Beaussant dresse ainsi un inventaire exotique des us monarchiques: la cohorte médicale, les relations de lait et de sang, la perruque, les incessants déplacements de la cour, la danse, les amours compliquées, l’infinie hiérarchisation sociale et les douzaines de passe-droits.

Mais l’ouvrage de Beaussant ne se réduit pas à un simple recueil d’anecdotes: il traite avant tout de la théâtralité – de cette constante représentation que donne le Roi, chaque heure de sa vie. Molière n’apparaît pas pour rien en ces pages: ses oeuvres reflètent et expliquent souvent ce théâtre.

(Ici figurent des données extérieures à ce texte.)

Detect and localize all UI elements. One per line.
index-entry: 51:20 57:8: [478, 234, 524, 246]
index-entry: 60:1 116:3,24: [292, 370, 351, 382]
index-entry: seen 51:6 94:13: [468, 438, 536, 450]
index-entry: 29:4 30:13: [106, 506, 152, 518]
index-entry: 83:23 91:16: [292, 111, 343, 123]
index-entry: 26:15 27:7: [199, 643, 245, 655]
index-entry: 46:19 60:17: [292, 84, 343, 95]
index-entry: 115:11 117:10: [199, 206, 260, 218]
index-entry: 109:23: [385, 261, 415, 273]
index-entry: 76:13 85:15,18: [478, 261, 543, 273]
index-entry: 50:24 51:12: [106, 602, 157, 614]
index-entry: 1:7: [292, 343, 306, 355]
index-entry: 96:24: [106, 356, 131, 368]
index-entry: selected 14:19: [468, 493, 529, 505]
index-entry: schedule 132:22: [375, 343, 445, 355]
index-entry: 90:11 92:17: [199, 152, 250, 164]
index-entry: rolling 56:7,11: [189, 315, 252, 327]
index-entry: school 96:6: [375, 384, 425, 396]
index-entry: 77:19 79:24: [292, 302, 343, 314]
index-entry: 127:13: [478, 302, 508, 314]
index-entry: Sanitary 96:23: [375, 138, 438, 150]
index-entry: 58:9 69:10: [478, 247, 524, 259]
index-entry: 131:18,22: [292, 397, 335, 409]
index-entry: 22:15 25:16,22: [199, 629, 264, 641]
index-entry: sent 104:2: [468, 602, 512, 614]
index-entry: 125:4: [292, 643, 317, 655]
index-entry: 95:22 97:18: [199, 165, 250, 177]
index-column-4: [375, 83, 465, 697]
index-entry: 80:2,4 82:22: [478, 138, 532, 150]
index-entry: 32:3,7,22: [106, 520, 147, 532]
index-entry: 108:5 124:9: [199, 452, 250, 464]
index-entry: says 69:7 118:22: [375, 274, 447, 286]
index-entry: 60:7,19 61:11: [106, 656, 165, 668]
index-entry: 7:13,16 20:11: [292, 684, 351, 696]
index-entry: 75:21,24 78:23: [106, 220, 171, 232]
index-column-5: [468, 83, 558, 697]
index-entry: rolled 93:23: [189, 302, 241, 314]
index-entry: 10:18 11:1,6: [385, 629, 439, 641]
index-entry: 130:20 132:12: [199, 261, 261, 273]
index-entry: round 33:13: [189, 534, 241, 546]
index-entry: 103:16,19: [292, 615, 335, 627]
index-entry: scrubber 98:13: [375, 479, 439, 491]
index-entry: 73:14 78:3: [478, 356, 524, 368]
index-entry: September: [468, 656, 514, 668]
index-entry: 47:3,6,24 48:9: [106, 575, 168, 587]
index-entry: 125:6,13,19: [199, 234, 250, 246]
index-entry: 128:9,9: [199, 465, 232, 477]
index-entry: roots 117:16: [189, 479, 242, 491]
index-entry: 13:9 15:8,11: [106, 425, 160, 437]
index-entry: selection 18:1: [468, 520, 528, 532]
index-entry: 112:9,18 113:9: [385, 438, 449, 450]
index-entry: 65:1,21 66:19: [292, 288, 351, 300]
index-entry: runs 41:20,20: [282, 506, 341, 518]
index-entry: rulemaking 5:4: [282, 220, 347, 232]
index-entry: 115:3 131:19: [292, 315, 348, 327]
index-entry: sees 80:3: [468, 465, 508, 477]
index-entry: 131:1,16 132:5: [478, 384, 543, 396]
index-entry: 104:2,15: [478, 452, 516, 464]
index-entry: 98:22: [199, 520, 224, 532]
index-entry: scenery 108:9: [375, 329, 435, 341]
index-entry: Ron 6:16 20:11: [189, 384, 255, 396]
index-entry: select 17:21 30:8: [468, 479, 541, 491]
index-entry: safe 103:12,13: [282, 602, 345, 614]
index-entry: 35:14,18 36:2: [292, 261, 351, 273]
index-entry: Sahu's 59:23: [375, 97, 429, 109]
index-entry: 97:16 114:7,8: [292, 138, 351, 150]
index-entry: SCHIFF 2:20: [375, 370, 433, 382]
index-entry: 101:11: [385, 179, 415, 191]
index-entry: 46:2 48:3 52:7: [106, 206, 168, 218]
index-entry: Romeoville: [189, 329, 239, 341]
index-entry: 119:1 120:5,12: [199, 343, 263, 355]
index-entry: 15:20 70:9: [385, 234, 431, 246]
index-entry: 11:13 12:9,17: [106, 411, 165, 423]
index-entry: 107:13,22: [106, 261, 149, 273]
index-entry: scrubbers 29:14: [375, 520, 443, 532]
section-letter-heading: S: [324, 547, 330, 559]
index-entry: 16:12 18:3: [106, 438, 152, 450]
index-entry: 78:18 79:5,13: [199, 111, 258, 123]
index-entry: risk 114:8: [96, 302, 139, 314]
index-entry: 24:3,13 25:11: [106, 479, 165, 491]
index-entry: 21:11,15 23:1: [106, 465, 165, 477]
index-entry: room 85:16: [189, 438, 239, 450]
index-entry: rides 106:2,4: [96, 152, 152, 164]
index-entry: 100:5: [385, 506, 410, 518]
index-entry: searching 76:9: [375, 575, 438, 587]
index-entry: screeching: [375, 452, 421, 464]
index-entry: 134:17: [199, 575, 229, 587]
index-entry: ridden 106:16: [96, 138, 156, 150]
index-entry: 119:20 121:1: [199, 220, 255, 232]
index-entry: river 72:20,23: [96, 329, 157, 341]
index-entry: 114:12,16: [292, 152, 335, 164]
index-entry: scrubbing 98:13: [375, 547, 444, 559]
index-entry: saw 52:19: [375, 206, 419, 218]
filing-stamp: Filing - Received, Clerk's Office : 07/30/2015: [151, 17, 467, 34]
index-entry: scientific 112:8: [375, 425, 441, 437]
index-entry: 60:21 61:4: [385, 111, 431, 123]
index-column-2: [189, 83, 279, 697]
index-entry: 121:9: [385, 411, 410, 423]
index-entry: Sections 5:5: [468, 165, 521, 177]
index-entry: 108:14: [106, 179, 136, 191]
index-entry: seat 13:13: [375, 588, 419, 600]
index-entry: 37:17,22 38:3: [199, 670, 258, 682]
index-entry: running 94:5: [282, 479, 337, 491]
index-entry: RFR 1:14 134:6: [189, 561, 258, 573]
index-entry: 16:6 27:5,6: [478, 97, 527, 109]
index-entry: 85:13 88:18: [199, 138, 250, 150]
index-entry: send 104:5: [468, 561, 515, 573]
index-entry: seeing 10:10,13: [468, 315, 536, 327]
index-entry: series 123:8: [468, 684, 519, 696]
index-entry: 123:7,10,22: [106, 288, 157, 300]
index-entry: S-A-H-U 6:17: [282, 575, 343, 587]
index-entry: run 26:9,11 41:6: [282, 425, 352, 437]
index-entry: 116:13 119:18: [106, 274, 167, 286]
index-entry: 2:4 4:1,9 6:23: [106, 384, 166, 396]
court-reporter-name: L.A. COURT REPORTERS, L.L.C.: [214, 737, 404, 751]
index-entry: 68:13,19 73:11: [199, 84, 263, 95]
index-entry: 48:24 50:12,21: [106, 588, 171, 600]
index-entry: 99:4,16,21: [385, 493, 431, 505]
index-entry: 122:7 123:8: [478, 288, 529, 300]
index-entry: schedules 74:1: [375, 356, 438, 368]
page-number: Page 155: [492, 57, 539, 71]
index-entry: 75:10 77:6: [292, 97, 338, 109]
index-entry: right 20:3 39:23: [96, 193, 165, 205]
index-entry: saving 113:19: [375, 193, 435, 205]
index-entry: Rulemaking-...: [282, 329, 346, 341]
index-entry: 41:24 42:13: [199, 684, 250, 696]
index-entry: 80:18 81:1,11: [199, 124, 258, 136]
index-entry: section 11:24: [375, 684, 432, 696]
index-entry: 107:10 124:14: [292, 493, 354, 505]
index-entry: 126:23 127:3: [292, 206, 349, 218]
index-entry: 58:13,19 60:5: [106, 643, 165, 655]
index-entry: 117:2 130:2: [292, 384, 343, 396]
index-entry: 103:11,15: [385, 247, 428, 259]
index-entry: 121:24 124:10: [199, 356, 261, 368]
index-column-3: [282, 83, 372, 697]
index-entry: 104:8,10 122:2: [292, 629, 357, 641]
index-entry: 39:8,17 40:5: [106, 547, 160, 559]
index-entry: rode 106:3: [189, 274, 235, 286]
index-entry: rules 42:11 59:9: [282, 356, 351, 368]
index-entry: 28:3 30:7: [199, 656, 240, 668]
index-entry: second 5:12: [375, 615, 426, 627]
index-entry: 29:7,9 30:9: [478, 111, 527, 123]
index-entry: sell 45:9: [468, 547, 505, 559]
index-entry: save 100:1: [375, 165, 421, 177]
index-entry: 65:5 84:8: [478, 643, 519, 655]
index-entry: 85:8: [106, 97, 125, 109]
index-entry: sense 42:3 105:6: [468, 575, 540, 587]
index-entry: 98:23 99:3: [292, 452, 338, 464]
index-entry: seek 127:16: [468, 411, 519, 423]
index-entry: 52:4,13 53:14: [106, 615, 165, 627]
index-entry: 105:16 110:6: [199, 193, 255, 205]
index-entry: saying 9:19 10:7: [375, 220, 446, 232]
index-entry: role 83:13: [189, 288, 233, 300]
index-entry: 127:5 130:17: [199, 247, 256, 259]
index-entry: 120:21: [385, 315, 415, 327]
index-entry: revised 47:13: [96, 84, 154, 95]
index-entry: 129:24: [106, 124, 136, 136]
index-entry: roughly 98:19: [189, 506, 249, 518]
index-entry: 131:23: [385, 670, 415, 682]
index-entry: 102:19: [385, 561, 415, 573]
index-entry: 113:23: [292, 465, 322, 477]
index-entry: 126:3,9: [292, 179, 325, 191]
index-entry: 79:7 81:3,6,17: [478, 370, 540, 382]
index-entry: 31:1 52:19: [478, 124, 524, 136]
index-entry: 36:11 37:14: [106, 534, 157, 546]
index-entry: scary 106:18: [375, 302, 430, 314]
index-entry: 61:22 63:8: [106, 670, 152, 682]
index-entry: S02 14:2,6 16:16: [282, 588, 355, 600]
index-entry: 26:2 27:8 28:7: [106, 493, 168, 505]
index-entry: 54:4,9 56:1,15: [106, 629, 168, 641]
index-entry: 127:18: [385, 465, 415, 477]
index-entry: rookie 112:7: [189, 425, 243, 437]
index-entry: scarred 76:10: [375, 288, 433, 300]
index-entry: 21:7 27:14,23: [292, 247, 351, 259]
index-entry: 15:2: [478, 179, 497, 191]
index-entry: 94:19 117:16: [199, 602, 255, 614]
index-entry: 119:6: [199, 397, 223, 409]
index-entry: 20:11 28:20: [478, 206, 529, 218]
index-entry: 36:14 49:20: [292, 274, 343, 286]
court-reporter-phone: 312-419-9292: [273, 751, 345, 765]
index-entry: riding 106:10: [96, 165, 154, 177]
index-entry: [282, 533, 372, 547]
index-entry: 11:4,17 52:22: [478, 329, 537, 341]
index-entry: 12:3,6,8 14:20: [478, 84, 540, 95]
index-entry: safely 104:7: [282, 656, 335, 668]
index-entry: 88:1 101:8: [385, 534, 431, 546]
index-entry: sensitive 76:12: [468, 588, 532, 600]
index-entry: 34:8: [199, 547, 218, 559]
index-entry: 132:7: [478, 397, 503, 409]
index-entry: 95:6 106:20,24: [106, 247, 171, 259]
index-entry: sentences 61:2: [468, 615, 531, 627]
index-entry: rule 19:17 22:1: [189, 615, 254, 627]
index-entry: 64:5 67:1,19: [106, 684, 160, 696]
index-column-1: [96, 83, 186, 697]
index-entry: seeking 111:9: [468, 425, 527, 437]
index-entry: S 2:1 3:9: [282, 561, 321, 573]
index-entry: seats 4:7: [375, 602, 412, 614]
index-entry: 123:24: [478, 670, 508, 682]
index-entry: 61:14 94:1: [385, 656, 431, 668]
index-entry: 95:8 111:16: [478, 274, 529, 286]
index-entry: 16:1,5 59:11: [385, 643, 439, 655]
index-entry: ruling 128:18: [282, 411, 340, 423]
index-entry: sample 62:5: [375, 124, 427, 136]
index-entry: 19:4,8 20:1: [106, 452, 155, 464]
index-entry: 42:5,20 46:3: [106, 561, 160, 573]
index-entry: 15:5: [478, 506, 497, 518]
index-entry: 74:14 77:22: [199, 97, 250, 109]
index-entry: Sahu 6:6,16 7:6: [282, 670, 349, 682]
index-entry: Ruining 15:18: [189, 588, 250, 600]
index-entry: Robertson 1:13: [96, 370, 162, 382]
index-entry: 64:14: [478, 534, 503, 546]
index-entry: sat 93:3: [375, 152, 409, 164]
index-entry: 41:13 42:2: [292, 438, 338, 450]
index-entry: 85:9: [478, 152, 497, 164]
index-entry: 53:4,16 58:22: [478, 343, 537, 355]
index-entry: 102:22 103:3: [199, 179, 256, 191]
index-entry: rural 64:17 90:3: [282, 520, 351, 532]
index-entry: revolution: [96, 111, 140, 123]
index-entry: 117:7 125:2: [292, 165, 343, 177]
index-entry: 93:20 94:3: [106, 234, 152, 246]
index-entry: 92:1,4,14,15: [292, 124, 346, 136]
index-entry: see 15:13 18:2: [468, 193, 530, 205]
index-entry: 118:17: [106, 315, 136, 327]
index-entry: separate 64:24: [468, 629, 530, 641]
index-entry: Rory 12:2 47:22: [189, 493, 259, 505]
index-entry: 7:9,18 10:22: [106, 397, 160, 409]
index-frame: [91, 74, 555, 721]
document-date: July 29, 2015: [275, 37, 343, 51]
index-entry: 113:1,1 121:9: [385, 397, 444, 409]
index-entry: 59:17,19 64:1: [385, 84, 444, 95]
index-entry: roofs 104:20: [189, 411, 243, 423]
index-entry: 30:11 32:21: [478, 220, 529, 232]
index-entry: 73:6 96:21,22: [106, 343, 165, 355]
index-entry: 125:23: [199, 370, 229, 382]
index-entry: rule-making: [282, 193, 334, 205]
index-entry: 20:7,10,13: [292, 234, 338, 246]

La cour de Louis XIV nous semble sans cesse verser dans le grotesque – et si Philippe Beaussant nous en explique habilement l’alpha et l’oméga, il faut tout de même garder l’esprit ouvert. Car ces gens qui ont construit Versailles, qui ont laissé moult classiques de la littérature universelle, qui ont régné sur la France et les Indes orientales, depuis le delta du Mississipi jusqu’à la Terre de Baffin, se livrent ici à tant de courbettes compliquées que le lecteur croit découvrir sous ses yeux une authentique tribu de Papous d’opérette.

* * *

J’ai entamé ce livre la veille du déclenchement des élections provinciales – et croyez-moi, cette lecture jette une lumière inquiétante sur nos propres rituels politiques.

Quel drôle de système, après tout, que ce régime parlementaire! Et puis la manie des élections, cette folie qui s’empare du pays une fois tous les quatre ans selon une date choisie à la convenance du premier ministre! Et que dire du cryptique découpage des circonscriptions? De l’analyse cravatologique après le débat des chefs?

Les futurs historiens se passionneront pour les sondages, pour les conférences de presse, et pour cette stratégie consistant à déprécier les adversaires non sur leur programme, mais sur d’exaspérantes peccadilles.

La tournée des régions leur inspirera sans doute quelques chapitres. Ils s’intéresseront à l’insolite promiscuité qui règne, dans les autobus de campagne, entre la faune médiatique et les politiciens. Ça vaudra bien un avant-midi de Louis XIV.

Je les imagine bien, nos (hypothétiques) arrière-arrière-petits-enfants, en train de visionner À hauteur d’homme – cet extraordinaire documentaire de Jean-Claude Labrecque qui suit la dégringolade de Bernard Landry aux élections de 2003. Ils grignoteront des croustilles de sauterelle et se réjouiront de n’être pas nés au Moyen Âge.

Le Roi-Soleil se lève aussi, de Philippe Beaussant, Éd. Folio.